Another reason that silliness is more difficult to do well is that it’s a large search space compared to the target you’re trying to hit — there are vastly more ways to be silly than ways to be simultaneously silly and actually funny, so most people attempting it end up just doing the former and thinking that it passes for humour. Example: almost all (alleged) comedy music.
(That applies even more so with absurdist humour. In that case, the search space is even larger — anything that doesn’t make sense, pretty much — and, indeed, a lot of people first attempting absurd humour end up just being absurd but not humourous. I think this has something to do with positive bias — a person finds they enjoy some variety of absurd humour, and they decide they want to make their own, so they try to reverse-engineer the rule; they hypothesize that the rule is “it makes no sense” (or, within a particular genre, something more specific but still insufficient), and they observe that it fits the positive examples they know of, but fail to search for things that fit the hypothesized rule but which they don’t find funny.)

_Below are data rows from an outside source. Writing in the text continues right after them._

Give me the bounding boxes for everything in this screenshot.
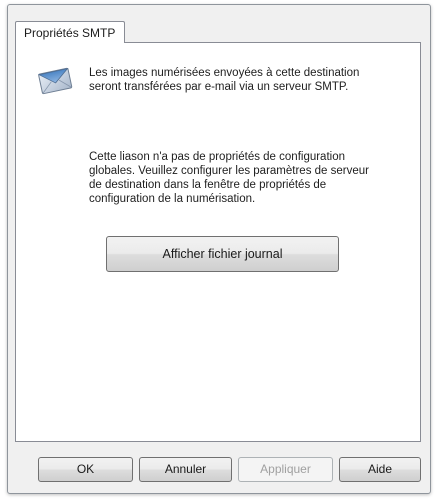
- envelope-icon: [37, 67, 73, 95]
- configuration-info-line: configuration de la numérisation.: [89, 193, 256, 205]
- smtp-info-line: Les images numérisées envoyées à cette d…: [89, 67, 360, 79]
- configuration-info-line: globales. Veuillez configurer les paramè…: [89, 165, 369, 177]
- configuration-info-line: Cette liason n'a pas de propriétés de co…: [89, 151, 345, 163]
- ok-button[interactable]: OK: [38, 457, 133, 482]
- help-button[interactable]: Aide: [339, 457, 421, 482]
- smtp-info-text: Les images numérisées envoyées à cette d…: [89, 66, 409, 94]
- configuration-info-text: Cette liason n'a pas de propriétés de co…: [89, 150, 419, 206]
- apply-button: Appliquer: [238, 457, 333, 482]
- tab-smtp-properties[interactable]: Propriétés SMTP: [15, 21, 126, 43]
- smtp-info-line: seront transférées par e-mail via un ser…: [89, 81, 349, 93]
- configuration-info-line: de destination dans la fenêtre de propri…: [89, 179, 327, 191]
- view-log-button[interactable]: Afficher fichier journal: [106, 236, 339, 272]
- cancel-button[interactable]: Annuler: [139, 457, 232, 482]
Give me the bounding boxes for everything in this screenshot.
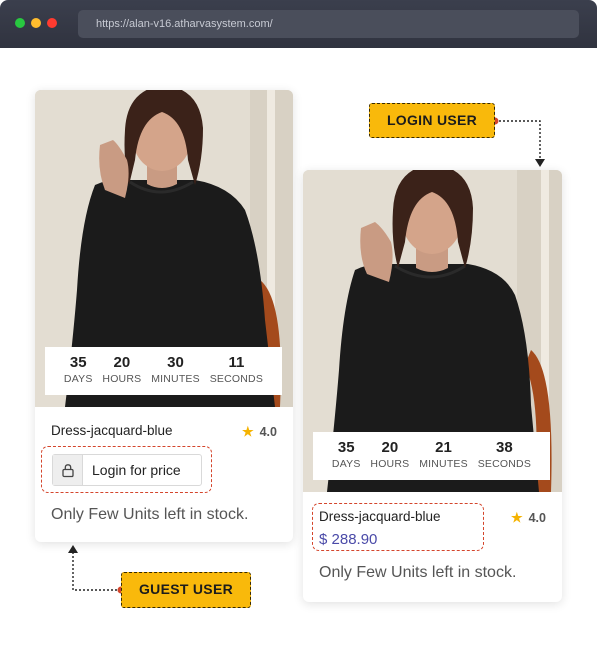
countdown-minutes: 30 MINUTES: [151, 354, 200, 385]
product-title-link[interactable]: Dress-jacquard-blue: [51, 423, 173, 438]
countdown-seconds: 38 SECONDS: [477, 439, 532, 470]
stock-status: Only Few Units left in stock.: [319, 564, 517, 581]
close-window-button[interactable]: [47, 18, 57, 28]
star-icon: ★: [510, 510, 523, 525]
countdown-seconds: 11 SECONDS: [209, 354, 264, 385]
login-highlight-box: [312, 503, 484, 551]
login-user-badge: LOGIN USER: [369, 103, 495, 138]
stock-status: Only Few Units left in stock.: [51, 506, 249, 523]
minimize-window-button[interactable]: [31, 18, 41, 28]
countdown-timer: 35 DAYS 20 HOURS 21 MINUTES 38 SECONDS: [313, 432, 550, 480]
countdown-timer: 35 DAYS 20 HOURS 30 MINUTES 11 SECONDS: [45, 347, 282, 395]
star-icon: ★: [241, 424, 254, 439]
countdown-hours: 20 HOURS: [102, 354, 142, 385]
countdown-hours: 20 HOURS: [370, 439, 410, 470]
countdown-days: 35 DAYS: [63, 354, 93, 385]
product-rating: ★ 4.0: [510, 510, 546, 525]
product-rating: ★ 4.0: [241, 424, 277, 439]
browser-chrome: https://alan-v16.atharvasystem.com/: [0, 0, 597, 48]
countdown-minutes: 21 MINUTES: [419, 439, 468, 470]
address-bar[interactable]: https://alan-v16.atharvasystem.com/: [78, 10, 579, 38]
maximize-window-button[interactable]: [15, 18, 25, 28]
guest-user-badge: GUEST USER: [121, 572, 251, 608]
guest-highlight-box: [41, 446, 212, 493]
countdown-days: 35 DAYS: [331, 439, 361, 470]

FWI, regarding profanity—if you are talking about my comment about profanity, Alicorn et al. convinced me that my concerns did not have sufficient basis.
I thought it was just a silly joke referencing the original quote. I’m not sure if it’s supposed to have any point deeper than that.
I dunno either. Maybe saying that the speaker is low-brow enough not to care about culture in the sense of art and only care about culture in the sense of food. But a low-brow person (stereotypically speaking) wouldn’t know or care that yogurt is a culture of bacteria. So that doesn’t really work.
I can imagine Dilbert speaking the quote credibly.